Thursday, March 31, 2011

Vancouver borrows card name from San Diego

Hong Kong has the Octopus

London has the Oyster

Seattle has the Orca

Vancouver is getting the… drum roll… Compass.

The Compass?

While the public transit authorities in the world's other great seaside cities chose to name their reloadable, digital-wallet transit passes after sea creatures, Vancouver chose a name already used in San Diego. See it here. The emphasis will be comPASS not COMPass, even though TransLink's goal is to stop fare evasion: asses who take complimentary trips.

TransLink's rejected, shortlisted names were Starfish and TPass.

Starfish would have been ideal. It has five points, like your hand. There are five modes of transportation in Metro Vancouver: bus, SkyTrain, SeaBus, West Coast Express and air. The pass is applicable to the first four and would bring commuters to Vancouver International Airport and the Coal Harbour seaplane terminal. The five points of a starfish would've also been a subtle way to remember the five-ring circus of 2010.
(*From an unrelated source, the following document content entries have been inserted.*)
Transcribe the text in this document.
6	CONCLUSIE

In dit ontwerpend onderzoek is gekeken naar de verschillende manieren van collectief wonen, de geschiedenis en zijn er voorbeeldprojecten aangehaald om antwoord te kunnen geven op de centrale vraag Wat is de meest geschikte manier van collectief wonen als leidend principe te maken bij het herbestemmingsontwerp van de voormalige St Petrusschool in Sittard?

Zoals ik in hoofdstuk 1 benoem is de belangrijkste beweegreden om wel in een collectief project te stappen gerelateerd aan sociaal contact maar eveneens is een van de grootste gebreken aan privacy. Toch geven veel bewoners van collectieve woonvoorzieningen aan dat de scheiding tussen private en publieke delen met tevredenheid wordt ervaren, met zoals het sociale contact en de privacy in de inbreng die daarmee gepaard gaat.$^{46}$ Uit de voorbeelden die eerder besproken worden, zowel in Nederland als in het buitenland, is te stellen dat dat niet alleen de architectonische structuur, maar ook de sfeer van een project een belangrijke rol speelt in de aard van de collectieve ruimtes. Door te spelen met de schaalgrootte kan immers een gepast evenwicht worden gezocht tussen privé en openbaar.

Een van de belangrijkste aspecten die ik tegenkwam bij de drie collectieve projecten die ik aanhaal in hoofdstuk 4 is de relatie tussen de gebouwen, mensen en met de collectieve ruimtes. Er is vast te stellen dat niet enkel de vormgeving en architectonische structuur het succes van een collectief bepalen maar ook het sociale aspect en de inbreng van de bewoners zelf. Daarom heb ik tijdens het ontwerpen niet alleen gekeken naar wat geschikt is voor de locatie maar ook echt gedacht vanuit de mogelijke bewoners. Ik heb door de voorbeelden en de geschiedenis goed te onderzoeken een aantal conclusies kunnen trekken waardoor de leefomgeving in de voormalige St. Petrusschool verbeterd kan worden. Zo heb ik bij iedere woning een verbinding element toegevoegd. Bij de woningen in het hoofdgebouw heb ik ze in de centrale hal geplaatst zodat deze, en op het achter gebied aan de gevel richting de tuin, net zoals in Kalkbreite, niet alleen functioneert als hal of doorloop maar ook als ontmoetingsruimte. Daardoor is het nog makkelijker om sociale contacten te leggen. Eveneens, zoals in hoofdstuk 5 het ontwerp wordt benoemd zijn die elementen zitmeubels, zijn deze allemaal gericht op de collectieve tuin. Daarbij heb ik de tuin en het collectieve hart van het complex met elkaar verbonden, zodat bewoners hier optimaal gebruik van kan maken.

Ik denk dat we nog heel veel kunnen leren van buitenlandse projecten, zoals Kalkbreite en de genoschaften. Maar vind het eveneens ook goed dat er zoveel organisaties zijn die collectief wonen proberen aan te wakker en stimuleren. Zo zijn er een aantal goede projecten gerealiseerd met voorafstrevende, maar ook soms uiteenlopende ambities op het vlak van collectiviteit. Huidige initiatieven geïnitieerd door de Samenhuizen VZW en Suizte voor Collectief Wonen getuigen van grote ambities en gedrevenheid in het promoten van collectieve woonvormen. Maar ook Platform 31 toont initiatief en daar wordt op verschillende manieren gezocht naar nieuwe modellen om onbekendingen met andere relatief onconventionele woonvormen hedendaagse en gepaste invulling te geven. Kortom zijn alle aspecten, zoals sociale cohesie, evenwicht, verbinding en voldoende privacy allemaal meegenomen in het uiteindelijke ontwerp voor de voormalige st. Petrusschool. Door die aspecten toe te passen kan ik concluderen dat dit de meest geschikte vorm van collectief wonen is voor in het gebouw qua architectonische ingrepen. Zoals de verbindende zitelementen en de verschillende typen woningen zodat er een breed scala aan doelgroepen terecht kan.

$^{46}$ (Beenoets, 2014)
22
Contactless smart cards for commuters are not new and go hand-in-hand with turnstiles and fare gates, which Vancouver still doesn't have after more than 25 years.
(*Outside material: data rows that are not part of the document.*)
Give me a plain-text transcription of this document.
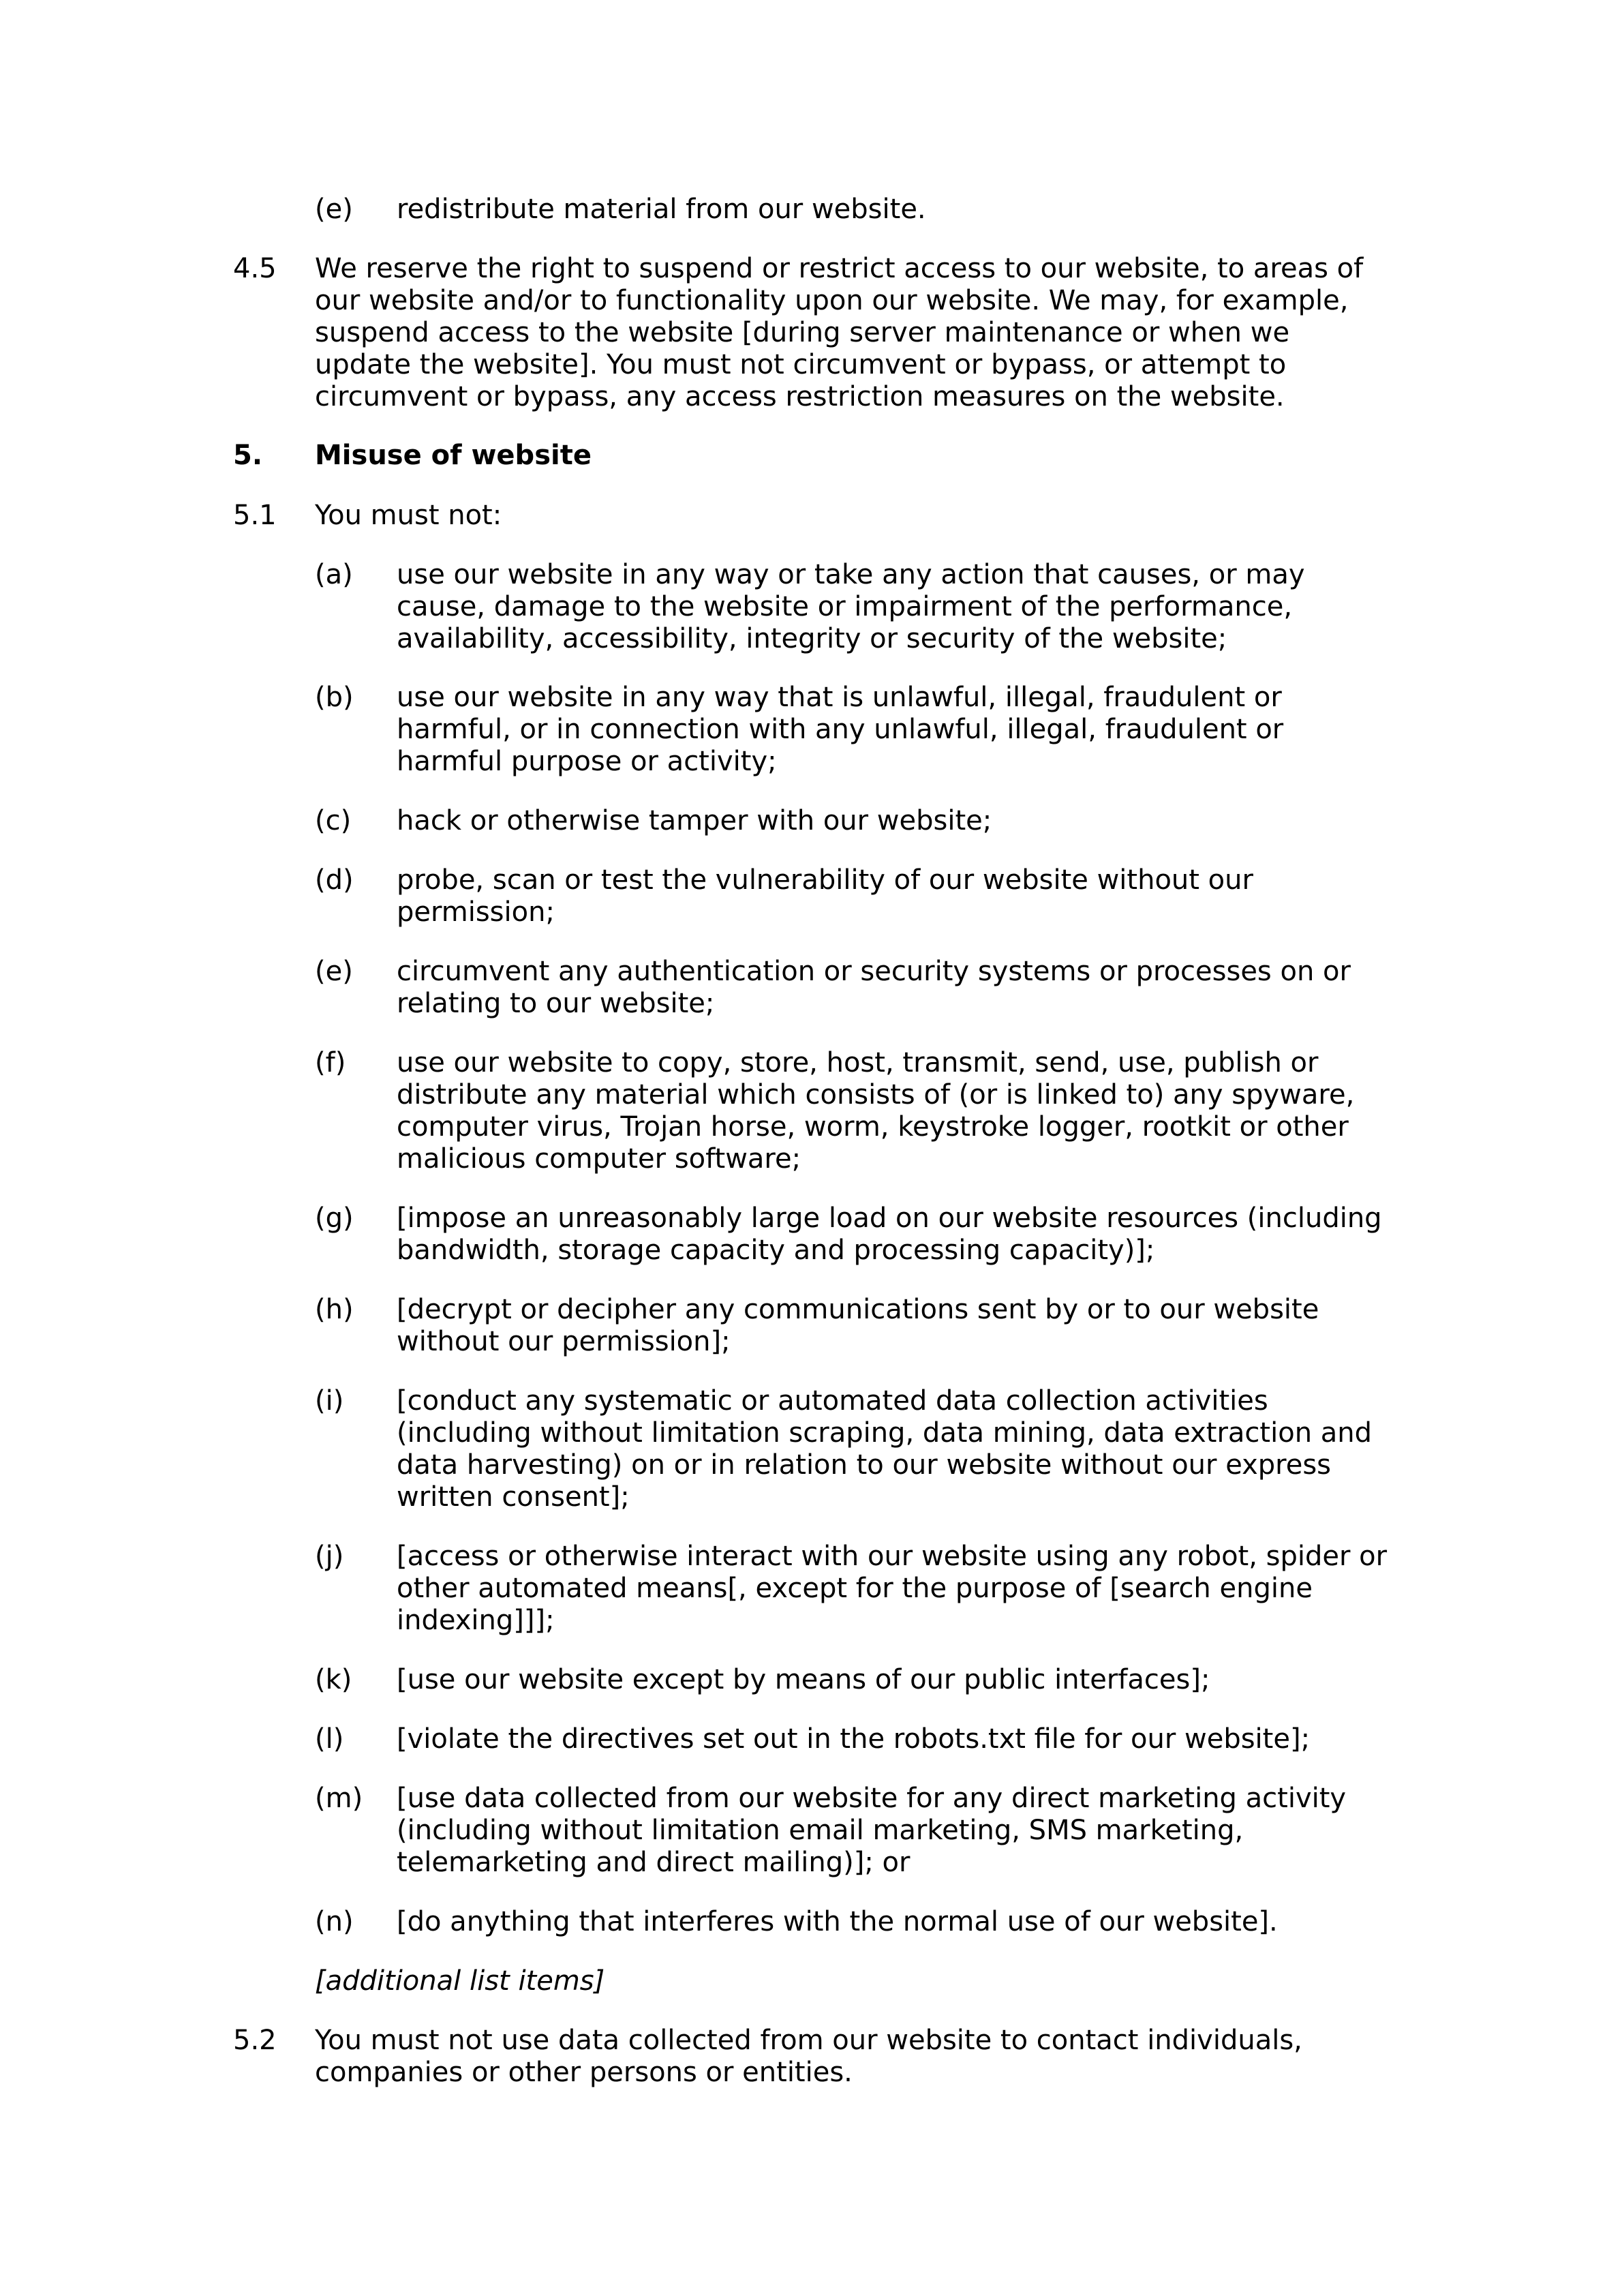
(e) redistribute material from our website.
4.5 We reserve the right to suspend or restrict access to our website, to areas of
our website and/or to functionality upon our website. We may, for example,
suspend access to the website [during server maintenance or when we
update the website]. You must not circumvent or bypass, or attempt to
circumvent or bypass, any access restriction measures on the website.
5. Misuse of website
5.1 You must not:
(a) use our website in any way or take any action that causes, or may
cause, damage to the website or impairment of the performance,
availability, accessibility, integrity or security of the website;
(b) use our website in any way that is unlawful, illegal, fraudulent or
harmful, or in connection with any unlawful, illegal, fraudulent or
harmful purpose or activity;
(c) hack or otherwise tamper with our website;
(d) probe, scan or test the vulnerability of our website without our
permission;
(e) circumvent any authentication or security systems or processes on or
relating to our website;
(f) use our website to copy, store, host, transmit, send, use, publish or
distribute any material which consists of (or is linked to) any spyware,
computer virus, Trojan horse, worm, keystroke logger, rootkit or other
malicious computer software;
(g) [impose an unreasonably large load on our website resources (including
bandwidth, storage capacity and processing capacity)];
(h) [decrypt or decipher any communications sent by or to our website
without our permission];
(i) [conduct any systematic or automated data collection activities
(including without limitation scraping, data mining, data extraction and
data harvesting) on or in relation to our website without our express
written consent];
(j) [access or otherwise interact with our website using any robot, spider or
other automated means[, except for the purpose of [search engine
indexing]]];
(k) [use our website except by means of our public interfaces];
(l) [violate the directives set out in the robots.txt file for our website];
(m) [use data collected from our website for any direct marketing activity
(including without limitation email marketing, SMS marketing,
telemarketing and direct mailing)]; or
(n) [do anything that interferes with the normal use of our website].
[additional list items]
5.2 You must not use data collected from our website to contact individuals,
companies or other persons or entities.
Hong Kong's Mass Transit Railway began the Octopus Card in 1997. Transport for London started the EDS and Cubic Corporation-provided Oyster Card in 2003. Seattle's 2009-introduced Orca card is actually ORCA (One Regional Card for All) and was developed by ERG, the Australian company behind Octopus.

In 2006, TransLink was mulling the idea of a smart card and leaning towards the MasterCard contactless card system tested in New York City. The plan was to get it in use in time for the 2010 Winter Olympics. The International Olympic Committee requires free transit for pass-holders and limited free transit for ticket-holders.

It took until Jan. 27, 2011 to finally announce a contract with San Diego-based, New York Stock Exchange-listed Cubic. The company gets $84 million to design, build and install the smart card and fare gate system by 2013. Cubic gets $13 million a year for a decade plus a five-year option and a $6 million, one-time "transition cost."

To get the contract, Cubic hired lobbyist Ken Dobell, the chairman of VANOC's board finance committee, chairman of Hill and Knowlton Vancouver, former city manager and deputy minister to Premier Gordon Campbell.

What do you think of the Compass? Email me or comment below.

1 comment:

Chris Keam said...

I like the connections you made in suggesting Starfish as a name, but unfortunately my first reaction was to think of the MTB trail known as Pink Starfish... and its reference to the final stage of the human digestive system.